Abstract

In a decentralized system with m machines, we study the selfish scheduling problem where each user strategically chooses which machine to use. Each machine incurs a cost, which is a function of the total load assigned to it, and some cost-sharing mechanism distributes this cost among the machine's users. The users choose a machine aiming to minimize their own share of the cost, so the cost-sharing mechanism induces a game among them. We approach this problem from the perspective of a designer who can select which cost-sharing mechanism to use, aiming to minimize the price of anarchy (PoA) of the induced games. Recent work introduced the class of resource-aware cost-sharing mechanisms, whose decisions can depend on the set of machines in the system, but are oblivious to the total number of users. These mechanisms can guarantee low PoA bounds for instances where the cost functions of the machines are all convex or concave, but can suffer from very high PoA for cost functions that deviate from these families.
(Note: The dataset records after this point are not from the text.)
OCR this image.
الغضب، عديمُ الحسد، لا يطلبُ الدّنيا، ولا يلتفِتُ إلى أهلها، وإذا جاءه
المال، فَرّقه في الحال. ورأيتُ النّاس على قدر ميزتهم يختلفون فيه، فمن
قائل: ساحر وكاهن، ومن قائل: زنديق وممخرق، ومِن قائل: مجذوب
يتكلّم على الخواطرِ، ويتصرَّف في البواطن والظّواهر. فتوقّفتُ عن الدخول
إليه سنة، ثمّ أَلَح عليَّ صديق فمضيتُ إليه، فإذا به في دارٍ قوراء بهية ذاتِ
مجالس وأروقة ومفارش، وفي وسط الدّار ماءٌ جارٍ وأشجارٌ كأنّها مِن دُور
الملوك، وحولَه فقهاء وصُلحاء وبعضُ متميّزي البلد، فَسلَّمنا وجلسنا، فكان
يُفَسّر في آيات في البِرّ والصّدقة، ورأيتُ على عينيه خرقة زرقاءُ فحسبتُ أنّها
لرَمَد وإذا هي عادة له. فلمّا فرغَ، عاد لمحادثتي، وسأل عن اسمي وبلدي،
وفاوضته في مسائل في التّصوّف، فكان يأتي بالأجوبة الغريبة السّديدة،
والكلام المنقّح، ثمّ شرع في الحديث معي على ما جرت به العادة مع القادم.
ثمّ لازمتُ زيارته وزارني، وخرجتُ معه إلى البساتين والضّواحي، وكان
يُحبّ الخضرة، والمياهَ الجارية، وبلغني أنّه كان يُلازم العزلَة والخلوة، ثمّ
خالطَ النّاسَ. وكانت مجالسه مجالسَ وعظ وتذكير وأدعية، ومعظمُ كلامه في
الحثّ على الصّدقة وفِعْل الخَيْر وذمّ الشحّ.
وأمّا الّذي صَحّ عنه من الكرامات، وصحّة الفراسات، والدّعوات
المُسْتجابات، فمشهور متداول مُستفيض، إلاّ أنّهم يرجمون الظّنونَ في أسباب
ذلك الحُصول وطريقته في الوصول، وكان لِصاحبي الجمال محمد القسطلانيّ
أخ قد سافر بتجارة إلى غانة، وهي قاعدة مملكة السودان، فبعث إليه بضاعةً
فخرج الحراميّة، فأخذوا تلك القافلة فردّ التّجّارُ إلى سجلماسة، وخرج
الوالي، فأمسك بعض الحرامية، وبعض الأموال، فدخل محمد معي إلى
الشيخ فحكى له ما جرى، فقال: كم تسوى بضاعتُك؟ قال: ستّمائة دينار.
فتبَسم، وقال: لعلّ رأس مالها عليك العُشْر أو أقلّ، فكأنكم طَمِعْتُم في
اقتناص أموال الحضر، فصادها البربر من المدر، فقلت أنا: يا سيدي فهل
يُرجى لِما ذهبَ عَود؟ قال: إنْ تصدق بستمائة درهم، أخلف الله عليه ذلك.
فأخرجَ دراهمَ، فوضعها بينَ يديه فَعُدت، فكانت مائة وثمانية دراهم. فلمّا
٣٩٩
In this paper we show that if we enhance the class of resource-aware mechanisms with some prior information regarding the users, then they can achieve low PoA for a much more general family of cost functions. We first show that, as long as the mechanism knows just two of the participating users, then it can assign special roles to them and ensure a constant PoA. We then extend this idea to settings where the mechanism has access to the probability with which each user is present in the system. For all these instances, we provide a mechanism that achieves an expected PoA that is logarithmic in the expected number of users.